Imagine the things you could do for your child with the money that you spent in attorney fees! What a shame!

When we wanted to change custody of DH's son.. he was paying full child support for both kids (his daughter and son) . For 5 months we had his son living with us and he was still paying her full child support for him until we could come up with $500 for a stipulation and order to change custody and stop the CS. She wouldn't send back a dime. We had to pay an attorney because CSE wouldn't help us .. they'd be STOPPING it.

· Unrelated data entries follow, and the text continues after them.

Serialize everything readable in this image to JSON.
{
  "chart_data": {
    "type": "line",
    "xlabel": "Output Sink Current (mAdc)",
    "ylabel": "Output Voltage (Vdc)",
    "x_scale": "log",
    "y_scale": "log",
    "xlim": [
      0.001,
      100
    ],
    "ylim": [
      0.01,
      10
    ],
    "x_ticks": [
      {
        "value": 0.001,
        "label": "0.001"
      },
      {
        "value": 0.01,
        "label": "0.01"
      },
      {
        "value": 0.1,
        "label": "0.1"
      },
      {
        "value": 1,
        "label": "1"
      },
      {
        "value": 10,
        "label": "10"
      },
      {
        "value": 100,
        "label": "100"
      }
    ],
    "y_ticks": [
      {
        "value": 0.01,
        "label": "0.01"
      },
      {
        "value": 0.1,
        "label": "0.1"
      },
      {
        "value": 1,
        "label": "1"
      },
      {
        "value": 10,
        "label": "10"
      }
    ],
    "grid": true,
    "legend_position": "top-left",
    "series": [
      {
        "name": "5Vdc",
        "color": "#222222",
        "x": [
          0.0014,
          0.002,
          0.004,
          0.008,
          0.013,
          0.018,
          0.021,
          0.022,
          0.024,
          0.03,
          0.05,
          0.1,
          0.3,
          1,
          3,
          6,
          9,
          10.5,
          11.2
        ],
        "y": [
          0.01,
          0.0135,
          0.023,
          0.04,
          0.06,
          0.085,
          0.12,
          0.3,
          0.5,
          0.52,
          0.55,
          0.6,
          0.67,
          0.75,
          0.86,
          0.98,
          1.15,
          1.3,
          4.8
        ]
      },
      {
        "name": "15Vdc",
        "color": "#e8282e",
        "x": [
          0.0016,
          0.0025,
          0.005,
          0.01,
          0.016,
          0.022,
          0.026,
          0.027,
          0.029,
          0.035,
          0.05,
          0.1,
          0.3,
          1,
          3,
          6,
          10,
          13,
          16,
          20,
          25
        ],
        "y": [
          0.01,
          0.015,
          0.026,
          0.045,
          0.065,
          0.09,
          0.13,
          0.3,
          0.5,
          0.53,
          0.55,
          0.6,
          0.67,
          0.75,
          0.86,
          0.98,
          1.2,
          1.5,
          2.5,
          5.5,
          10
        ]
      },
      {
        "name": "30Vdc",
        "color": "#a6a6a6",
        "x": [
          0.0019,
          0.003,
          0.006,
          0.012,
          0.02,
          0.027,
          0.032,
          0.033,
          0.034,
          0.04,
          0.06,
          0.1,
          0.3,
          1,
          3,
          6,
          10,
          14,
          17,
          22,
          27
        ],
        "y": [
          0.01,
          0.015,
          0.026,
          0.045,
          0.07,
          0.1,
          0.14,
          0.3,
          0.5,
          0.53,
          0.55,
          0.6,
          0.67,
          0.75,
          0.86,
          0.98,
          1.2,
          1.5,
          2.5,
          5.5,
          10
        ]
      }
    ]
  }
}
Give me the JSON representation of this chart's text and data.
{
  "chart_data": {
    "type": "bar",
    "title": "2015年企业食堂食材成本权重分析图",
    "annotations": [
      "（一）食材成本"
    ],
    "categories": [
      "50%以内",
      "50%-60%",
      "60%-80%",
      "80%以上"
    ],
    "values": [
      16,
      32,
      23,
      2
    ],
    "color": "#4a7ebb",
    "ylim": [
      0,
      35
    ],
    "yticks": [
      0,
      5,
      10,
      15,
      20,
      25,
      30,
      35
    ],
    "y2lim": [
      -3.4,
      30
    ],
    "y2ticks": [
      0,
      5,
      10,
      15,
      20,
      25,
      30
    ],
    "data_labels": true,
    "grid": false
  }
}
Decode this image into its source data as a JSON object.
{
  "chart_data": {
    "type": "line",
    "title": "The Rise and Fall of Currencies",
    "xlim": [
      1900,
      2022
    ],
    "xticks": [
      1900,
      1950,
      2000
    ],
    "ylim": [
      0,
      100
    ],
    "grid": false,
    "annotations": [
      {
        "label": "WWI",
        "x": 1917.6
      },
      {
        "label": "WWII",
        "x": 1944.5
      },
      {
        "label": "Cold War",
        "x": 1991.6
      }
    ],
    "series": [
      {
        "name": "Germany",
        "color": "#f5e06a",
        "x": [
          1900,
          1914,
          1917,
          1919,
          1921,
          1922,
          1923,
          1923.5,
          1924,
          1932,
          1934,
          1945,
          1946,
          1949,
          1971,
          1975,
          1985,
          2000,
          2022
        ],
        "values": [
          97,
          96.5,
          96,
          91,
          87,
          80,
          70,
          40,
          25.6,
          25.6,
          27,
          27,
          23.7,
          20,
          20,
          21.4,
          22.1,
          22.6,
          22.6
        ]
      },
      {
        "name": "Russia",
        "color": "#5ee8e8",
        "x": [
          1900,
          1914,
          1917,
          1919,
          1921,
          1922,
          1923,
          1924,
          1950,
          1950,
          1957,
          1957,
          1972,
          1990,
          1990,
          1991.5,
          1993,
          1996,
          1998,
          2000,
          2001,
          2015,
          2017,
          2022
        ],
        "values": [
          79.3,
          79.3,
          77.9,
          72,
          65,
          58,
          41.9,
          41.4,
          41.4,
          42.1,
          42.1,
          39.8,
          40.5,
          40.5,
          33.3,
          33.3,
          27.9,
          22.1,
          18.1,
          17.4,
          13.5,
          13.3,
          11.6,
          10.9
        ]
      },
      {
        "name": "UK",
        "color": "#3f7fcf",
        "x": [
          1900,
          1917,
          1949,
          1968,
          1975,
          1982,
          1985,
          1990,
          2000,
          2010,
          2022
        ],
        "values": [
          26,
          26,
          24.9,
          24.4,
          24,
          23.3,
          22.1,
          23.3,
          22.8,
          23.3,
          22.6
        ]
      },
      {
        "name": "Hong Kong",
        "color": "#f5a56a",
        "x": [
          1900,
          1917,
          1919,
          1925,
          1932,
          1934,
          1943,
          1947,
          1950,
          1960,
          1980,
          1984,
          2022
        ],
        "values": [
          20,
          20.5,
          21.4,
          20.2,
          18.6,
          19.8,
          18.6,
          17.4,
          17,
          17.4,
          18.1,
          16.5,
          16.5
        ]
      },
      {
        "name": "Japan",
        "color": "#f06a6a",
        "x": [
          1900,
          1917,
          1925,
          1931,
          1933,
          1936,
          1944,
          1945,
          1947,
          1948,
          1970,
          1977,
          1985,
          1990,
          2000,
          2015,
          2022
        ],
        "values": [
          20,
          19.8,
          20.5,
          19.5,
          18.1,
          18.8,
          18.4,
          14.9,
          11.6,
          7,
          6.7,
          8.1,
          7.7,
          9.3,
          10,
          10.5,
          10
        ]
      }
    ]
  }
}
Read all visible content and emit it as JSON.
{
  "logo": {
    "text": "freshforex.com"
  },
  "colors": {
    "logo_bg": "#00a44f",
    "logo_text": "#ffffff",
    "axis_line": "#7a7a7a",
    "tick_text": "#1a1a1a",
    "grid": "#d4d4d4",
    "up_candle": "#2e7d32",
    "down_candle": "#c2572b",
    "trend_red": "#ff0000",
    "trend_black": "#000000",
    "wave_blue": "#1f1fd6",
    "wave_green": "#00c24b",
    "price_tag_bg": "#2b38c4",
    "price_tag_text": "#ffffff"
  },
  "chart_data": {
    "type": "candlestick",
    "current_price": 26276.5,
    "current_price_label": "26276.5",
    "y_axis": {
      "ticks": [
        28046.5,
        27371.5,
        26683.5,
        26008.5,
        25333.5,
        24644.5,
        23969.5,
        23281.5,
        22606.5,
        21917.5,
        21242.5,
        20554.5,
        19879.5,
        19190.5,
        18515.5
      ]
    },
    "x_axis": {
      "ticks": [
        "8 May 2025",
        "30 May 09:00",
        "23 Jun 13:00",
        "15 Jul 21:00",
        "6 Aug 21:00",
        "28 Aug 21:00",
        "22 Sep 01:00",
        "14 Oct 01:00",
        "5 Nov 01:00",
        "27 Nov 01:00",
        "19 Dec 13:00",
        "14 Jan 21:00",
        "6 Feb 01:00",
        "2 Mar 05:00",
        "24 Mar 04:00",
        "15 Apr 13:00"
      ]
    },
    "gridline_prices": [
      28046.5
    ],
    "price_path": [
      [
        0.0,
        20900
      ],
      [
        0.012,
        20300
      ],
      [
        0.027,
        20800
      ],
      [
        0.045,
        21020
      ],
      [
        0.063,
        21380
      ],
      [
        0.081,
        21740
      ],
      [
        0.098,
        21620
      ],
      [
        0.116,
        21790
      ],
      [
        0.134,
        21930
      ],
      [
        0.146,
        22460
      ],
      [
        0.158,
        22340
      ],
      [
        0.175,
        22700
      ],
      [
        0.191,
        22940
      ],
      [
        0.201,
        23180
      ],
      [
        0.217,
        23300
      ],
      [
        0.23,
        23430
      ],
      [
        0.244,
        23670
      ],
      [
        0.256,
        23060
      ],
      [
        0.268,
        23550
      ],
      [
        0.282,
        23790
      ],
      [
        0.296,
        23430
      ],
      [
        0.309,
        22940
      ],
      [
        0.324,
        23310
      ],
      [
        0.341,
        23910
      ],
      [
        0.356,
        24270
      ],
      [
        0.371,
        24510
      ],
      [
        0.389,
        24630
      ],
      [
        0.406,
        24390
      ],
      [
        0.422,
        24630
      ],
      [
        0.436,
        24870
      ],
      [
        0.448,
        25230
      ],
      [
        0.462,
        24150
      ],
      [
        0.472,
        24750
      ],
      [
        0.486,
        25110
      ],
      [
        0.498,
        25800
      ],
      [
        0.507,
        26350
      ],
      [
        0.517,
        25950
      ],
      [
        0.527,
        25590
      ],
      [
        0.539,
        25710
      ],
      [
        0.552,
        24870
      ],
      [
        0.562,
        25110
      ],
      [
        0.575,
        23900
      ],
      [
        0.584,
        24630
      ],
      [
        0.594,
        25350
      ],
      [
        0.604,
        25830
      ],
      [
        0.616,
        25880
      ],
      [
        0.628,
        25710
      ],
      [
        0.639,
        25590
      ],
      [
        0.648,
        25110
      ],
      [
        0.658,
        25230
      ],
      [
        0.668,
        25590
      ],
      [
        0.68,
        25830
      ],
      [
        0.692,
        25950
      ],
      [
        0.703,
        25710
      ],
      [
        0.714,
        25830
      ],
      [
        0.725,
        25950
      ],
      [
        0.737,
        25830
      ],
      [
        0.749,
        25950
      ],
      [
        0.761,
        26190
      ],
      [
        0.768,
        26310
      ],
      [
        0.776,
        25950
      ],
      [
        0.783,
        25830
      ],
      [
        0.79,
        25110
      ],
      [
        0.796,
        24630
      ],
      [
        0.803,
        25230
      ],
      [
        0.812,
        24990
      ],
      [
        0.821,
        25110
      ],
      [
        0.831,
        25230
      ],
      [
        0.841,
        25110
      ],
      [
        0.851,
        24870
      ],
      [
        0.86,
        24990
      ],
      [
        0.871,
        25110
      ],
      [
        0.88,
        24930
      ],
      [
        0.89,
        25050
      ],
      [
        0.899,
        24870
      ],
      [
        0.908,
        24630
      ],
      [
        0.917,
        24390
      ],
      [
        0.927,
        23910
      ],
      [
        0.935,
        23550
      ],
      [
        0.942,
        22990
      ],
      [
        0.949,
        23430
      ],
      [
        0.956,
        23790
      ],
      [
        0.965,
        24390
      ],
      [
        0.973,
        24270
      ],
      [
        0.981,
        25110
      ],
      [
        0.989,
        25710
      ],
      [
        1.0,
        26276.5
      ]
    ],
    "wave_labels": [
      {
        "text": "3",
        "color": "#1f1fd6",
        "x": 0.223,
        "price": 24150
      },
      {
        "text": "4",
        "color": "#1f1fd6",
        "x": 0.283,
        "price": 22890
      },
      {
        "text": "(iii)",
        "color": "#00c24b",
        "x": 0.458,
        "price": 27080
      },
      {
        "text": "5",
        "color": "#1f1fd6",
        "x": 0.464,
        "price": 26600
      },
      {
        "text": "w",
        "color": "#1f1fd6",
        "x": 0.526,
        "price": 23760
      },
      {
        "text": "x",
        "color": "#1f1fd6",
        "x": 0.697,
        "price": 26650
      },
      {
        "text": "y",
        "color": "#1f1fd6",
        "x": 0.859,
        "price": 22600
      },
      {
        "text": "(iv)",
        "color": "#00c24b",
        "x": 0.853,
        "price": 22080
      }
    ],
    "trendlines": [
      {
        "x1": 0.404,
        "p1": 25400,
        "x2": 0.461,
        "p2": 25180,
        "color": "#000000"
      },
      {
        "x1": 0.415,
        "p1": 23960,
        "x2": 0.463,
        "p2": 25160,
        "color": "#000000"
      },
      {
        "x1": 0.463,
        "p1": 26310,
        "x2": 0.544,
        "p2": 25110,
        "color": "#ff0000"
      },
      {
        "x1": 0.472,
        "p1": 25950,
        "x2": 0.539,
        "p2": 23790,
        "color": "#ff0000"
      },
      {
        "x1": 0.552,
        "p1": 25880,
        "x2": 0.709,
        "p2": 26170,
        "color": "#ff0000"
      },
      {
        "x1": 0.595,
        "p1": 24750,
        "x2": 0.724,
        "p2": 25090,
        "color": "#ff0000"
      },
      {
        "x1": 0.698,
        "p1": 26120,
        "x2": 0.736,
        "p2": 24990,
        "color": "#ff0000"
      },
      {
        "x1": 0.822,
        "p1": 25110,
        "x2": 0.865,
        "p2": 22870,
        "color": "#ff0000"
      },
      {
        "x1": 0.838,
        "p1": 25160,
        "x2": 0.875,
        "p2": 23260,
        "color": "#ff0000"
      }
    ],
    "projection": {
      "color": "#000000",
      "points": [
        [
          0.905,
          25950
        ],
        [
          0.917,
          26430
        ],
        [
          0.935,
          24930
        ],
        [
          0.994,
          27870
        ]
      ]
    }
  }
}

Now.. she's got his son.. and I am absolutely certain she will get the same stipulation & order created and served free of charge by CSE's corporate counsel attorneys because it is an opportunity for them to COLLECT child support. Same order... very different price. She will not have to spend a dime.

ChevyMom04

Dh and I (sm)went into court fully prepared each time. With no LAWYER. We got full legal and physical custody. Bm only gets visitation if she completes child care anf anger management classes.She had a High paid lawyer that didn't do a thing for her.And she i still paying him by the hour when she calls him to complain about us. But he still does nothing for her. Everything we had on BM we prepared for a year ahead of time. Preperation is Everything.

Lawmoe

Money can be an important factor.

There are many, many things that canb be done ina custody case to improve a parent's chances, including hiring outside experts such as psychologists, custody evaluators, parenting consultants and more.  

Unfortunately, people generally do not have unlimited respources and that does put them at a disadvantage. Often a lawyer must figure out how to fit a ten pound case into a five pound box when considering  the client's finances.